Improvement in bleeding and bruising has been described by using both intravenous and topical off-label applications of Tranexamic Acid (TXA) in many surgical fields. This trial tests how well applying tranexamic acid (TXA) to the surface of the surgical site (topically) works to reduce post-operative bleeding (hematomas) and fluid collections (seromas) in women undergoing surgery to remove both breasts (bilateral mastectomy) immediately followed by surgery to rebuild the breast (reconstruction). The formation of hematomas and seromas, a common post-mastectomy complication, can interfere with breast reconstruction and increase the risk of infection and wound healing and can potentially delay cancer treatments. TXA is a synthetic molecule that pushes the body's clotting cascade toward clot formation to improve blood clotting. Applying TXA topically to the surgical site before closing the incision may prevent hematoma and seroma formation in post-mastectomy breast reconstruction patients.
Participants will be recruited from patients undergoing bilateral mastectomy at University of California, San Francisco.
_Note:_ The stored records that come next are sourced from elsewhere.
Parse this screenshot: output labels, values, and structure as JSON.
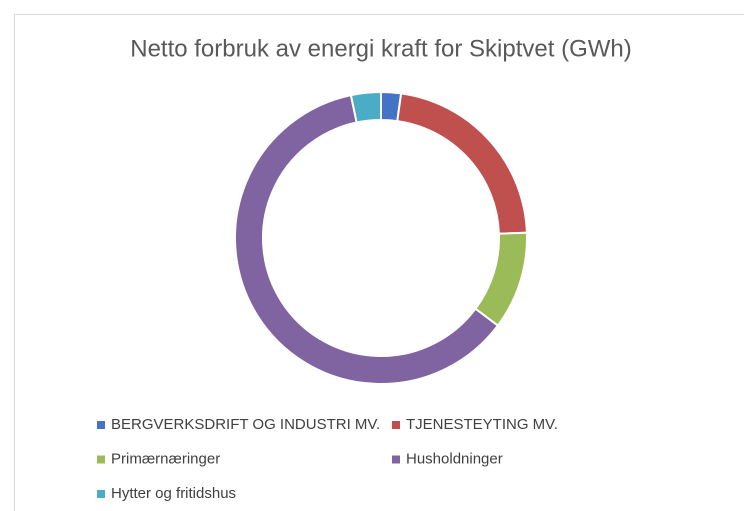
{
  "chart_data": {
    "type": "doughnut",
    "title": "Netto forbruk av energi kraft for Skiptvet (GWh)",
    "categories": [
      "BERGVERKSDRIFT OG INDUSTRI MV.",
      "TJENESTEYTING MV.",
      "Primærnæringer",
      "Husholdninger",
      "Hytter og fritidshus"
    ],
    "values": [
      2.2,
      22.2,
      10.8,
      61.4,
      3.3
    ],
    "colors": [
      "#4472c4",
      "#c0504d",
      "#9bbb59",
      "#8064a2",
      "#4bacc6"
    ],
    "legend": "bottom"
  }
}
The Impact of Tranexamic Acid in Reducing Hematoma and Seroma Formation in Reconstructive Post-oncologic Breast Surgery
- To investigate whether topical tranexamic acid may impact rates of seroma, hematoma, severe bruising, and drain output in the post-mastectomy reconstructive population.
II. To evaluate the impact of TXA on seroma rates compared to control.
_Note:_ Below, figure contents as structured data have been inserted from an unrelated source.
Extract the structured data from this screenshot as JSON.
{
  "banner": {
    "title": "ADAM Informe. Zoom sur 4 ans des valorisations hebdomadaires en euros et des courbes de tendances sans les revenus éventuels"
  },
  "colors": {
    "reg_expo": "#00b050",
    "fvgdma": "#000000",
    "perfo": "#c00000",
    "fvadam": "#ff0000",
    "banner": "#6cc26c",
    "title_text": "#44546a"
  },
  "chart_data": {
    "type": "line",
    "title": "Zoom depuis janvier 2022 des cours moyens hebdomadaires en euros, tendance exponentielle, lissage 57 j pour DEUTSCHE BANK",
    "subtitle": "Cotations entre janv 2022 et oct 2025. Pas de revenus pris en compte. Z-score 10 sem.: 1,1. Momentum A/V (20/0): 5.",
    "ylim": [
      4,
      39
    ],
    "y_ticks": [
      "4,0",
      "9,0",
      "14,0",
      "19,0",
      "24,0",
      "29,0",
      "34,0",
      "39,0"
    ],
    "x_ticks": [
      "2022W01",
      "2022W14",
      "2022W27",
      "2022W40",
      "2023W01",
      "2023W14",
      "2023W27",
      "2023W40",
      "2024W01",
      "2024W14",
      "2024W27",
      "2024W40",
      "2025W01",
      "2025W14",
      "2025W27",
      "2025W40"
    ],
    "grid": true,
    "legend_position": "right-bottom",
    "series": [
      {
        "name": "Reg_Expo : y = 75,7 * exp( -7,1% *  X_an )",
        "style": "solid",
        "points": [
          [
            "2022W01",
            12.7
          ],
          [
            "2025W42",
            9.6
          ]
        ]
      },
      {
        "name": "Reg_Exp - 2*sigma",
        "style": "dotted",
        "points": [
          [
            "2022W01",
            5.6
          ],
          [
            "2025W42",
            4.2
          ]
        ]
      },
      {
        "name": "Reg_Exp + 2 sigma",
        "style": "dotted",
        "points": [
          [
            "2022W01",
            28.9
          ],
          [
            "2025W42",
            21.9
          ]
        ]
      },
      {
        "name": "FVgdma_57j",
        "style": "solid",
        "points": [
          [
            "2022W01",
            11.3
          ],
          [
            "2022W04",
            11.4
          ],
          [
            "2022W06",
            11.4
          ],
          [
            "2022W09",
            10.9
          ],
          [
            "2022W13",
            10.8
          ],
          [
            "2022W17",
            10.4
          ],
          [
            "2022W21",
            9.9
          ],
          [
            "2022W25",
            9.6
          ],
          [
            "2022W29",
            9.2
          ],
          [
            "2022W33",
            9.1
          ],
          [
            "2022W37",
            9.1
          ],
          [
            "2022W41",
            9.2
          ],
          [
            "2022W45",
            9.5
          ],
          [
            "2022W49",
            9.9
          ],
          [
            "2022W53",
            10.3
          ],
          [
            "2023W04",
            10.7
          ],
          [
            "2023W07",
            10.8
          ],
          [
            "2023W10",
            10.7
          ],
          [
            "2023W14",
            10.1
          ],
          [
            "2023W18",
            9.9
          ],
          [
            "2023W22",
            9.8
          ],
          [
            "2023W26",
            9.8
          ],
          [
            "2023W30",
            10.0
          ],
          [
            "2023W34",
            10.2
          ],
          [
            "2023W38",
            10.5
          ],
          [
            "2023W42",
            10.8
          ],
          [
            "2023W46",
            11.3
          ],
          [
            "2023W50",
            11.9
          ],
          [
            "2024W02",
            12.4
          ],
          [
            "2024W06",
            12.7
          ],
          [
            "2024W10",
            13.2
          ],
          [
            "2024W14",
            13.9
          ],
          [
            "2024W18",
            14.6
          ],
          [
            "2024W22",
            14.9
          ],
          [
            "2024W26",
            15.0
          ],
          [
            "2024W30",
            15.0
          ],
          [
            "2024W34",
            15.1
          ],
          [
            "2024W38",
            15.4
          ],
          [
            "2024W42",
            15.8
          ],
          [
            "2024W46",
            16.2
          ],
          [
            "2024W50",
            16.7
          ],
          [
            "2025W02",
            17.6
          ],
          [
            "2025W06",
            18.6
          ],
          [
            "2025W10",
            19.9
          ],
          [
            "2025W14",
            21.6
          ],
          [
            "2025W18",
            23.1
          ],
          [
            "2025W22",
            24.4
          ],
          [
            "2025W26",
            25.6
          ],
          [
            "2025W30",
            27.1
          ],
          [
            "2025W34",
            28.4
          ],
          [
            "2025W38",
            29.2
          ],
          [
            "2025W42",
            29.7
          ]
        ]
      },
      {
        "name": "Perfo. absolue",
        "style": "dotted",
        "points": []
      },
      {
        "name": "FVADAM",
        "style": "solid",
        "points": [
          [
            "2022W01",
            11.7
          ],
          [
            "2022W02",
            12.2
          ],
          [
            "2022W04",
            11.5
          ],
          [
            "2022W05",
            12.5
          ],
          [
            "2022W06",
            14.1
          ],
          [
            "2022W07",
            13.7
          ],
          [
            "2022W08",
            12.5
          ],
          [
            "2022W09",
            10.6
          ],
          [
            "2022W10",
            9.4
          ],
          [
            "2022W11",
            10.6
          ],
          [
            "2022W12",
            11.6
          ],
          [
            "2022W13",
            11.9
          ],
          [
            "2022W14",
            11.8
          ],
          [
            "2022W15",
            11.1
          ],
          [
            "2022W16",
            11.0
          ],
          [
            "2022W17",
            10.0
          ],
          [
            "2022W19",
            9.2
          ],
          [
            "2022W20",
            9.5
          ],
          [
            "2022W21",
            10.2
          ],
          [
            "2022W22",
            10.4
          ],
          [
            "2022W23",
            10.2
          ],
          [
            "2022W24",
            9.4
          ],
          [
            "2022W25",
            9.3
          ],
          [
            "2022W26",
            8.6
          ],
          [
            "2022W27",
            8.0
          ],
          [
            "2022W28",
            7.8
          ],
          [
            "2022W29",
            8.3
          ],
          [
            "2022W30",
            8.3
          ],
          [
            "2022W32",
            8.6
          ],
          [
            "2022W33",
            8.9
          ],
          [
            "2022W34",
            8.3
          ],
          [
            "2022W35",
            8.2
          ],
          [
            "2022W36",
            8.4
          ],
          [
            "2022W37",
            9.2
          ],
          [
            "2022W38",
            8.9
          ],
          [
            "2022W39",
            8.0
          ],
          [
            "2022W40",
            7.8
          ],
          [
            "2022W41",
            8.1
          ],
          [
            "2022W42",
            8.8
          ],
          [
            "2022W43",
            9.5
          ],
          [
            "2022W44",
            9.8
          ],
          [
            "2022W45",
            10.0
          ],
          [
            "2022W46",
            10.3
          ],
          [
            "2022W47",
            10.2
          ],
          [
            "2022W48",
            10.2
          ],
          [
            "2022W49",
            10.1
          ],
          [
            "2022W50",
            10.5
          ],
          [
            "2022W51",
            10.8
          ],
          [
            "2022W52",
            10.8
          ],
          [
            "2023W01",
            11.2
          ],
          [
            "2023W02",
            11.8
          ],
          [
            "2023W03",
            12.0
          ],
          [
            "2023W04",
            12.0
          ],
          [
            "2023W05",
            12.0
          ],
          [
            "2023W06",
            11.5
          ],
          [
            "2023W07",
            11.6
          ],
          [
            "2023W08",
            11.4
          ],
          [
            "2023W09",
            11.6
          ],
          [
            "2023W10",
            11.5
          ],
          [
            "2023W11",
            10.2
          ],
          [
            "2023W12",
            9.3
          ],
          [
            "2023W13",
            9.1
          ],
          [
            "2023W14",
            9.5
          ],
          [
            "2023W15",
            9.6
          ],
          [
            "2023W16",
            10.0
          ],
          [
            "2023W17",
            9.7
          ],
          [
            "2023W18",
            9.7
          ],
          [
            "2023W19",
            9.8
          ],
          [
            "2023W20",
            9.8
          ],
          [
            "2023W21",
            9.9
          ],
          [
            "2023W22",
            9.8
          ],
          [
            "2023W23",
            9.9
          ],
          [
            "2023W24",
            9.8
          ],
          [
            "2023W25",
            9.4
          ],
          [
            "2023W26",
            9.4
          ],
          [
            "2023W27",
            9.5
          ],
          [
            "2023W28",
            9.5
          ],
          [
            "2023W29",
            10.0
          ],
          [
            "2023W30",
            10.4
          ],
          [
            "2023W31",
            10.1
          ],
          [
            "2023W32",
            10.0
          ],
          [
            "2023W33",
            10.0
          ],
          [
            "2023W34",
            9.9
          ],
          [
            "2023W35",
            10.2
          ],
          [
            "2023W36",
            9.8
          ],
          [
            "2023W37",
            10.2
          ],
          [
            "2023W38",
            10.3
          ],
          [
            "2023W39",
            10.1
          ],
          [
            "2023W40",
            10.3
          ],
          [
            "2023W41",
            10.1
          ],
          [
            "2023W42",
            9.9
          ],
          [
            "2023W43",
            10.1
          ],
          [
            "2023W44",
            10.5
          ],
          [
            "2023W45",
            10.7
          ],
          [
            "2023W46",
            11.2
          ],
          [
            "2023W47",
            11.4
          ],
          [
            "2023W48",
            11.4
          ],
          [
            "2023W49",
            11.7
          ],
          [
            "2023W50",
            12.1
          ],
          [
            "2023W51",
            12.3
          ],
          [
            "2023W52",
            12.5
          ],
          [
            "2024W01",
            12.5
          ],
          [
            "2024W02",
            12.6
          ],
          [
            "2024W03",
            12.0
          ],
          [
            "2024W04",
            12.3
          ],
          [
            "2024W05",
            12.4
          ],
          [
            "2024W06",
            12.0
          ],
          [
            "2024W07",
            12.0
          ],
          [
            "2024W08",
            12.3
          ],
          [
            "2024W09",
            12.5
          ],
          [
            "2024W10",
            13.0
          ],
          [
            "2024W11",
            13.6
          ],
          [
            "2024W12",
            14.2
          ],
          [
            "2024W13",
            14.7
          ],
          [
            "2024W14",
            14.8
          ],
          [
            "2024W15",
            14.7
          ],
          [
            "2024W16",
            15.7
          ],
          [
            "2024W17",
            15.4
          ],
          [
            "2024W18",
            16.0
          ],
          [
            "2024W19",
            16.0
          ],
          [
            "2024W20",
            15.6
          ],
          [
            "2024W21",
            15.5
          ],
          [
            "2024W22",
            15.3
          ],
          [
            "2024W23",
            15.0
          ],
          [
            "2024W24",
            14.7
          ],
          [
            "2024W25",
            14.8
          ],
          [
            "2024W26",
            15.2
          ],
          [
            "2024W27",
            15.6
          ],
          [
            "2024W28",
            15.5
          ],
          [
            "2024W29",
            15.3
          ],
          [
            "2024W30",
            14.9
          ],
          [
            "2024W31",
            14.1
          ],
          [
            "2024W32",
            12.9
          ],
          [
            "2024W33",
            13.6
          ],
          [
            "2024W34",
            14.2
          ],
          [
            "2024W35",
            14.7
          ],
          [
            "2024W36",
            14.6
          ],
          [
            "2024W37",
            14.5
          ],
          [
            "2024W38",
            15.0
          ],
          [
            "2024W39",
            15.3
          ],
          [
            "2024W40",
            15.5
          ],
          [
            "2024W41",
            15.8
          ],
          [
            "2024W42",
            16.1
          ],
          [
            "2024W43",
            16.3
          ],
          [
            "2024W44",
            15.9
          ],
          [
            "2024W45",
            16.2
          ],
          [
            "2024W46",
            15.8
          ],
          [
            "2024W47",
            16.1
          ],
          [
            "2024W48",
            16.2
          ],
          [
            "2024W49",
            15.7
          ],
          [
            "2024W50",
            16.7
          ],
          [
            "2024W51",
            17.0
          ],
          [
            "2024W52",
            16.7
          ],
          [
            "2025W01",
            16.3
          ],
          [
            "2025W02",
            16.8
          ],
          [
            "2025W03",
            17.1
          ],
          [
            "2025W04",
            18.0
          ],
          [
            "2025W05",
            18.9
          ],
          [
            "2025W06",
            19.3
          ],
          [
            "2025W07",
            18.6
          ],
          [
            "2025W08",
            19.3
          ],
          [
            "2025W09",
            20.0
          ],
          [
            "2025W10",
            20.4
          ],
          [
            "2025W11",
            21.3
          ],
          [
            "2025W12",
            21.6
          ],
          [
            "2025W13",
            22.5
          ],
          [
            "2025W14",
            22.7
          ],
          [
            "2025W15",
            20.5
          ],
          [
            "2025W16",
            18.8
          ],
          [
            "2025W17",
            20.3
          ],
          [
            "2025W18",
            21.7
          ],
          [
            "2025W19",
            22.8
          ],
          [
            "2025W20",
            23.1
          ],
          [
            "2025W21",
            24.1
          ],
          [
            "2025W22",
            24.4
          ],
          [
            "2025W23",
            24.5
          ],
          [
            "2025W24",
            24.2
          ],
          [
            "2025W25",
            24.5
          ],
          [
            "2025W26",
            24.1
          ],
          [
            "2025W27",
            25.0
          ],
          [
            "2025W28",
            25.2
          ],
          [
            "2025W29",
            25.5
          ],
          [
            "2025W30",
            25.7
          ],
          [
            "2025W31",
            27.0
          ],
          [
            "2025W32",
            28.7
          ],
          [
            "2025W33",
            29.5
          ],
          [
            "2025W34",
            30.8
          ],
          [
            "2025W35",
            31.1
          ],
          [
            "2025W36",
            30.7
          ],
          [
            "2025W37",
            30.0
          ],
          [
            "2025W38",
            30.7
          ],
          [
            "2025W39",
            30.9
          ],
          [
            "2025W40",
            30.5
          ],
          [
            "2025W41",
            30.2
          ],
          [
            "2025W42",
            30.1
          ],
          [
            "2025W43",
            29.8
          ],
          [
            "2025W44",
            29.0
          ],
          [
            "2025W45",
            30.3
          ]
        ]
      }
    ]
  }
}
- To evaluate the impact of TXA on patient and provider rating of bruising, comparing the TXA side to the control side.
II. To evaluate the impact of TXA on total drain output in the first post operative day.
III. To evaluate the impact of TXA on total drain duration.
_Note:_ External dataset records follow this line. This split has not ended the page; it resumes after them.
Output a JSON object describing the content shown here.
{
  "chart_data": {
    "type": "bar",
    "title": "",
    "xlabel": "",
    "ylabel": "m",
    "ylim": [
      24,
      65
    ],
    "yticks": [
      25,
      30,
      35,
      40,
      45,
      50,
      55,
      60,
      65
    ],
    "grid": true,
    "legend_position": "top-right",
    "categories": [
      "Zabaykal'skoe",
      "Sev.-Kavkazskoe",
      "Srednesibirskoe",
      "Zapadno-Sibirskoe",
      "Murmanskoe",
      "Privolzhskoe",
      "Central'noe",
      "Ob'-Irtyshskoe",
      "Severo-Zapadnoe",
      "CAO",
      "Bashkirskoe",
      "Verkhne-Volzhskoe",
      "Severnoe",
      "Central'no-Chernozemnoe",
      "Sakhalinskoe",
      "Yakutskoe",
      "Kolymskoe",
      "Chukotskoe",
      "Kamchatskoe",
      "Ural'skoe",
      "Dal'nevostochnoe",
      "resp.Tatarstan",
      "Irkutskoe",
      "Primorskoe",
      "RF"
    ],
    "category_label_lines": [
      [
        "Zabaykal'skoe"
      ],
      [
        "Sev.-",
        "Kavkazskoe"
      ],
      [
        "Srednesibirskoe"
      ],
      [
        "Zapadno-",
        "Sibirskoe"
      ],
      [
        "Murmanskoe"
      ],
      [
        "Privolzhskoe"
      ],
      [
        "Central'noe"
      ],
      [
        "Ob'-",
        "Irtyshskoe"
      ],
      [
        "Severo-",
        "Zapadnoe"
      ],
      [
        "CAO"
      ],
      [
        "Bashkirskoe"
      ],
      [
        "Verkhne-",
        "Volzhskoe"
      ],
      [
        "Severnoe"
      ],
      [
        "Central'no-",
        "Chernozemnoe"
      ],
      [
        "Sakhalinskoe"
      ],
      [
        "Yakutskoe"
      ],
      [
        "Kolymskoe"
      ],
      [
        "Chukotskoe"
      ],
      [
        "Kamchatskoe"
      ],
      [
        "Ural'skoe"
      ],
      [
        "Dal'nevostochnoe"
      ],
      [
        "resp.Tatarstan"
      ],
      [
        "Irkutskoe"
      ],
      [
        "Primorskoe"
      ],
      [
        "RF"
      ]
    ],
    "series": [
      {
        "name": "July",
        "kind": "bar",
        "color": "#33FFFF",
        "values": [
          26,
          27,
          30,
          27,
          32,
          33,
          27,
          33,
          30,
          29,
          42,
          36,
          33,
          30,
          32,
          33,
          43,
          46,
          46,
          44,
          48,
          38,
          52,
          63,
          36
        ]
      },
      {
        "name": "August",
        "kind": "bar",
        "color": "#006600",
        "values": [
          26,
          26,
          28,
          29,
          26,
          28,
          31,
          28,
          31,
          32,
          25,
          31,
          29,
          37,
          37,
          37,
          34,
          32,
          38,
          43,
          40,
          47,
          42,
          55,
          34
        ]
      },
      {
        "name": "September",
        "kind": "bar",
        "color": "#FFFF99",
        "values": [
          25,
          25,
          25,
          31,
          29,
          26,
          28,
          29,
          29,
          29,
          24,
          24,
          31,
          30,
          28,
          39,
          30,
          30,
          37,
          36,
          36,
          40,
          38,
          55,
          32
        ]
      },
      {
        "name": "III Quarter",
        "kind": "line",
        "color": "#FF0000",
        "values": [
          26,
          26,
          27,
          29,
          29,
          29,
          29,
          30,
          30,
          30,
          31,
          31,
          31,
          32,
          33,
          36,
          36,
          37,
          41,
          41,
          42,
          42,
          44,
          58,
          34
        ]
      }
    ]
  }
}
Participants will only be treated intra-operatively at the time of surgery with topical TXA to one breast pocket. Each participant will serve as own internal control, with one side receiving saline and the other TXA. Participants will be followed up for assessments weekly for the first 4 weeks to assess for development of any of the outcomes of interest and assess for drain removal, 6 weeks, 3 months and 1 year after surgery for study outcomes.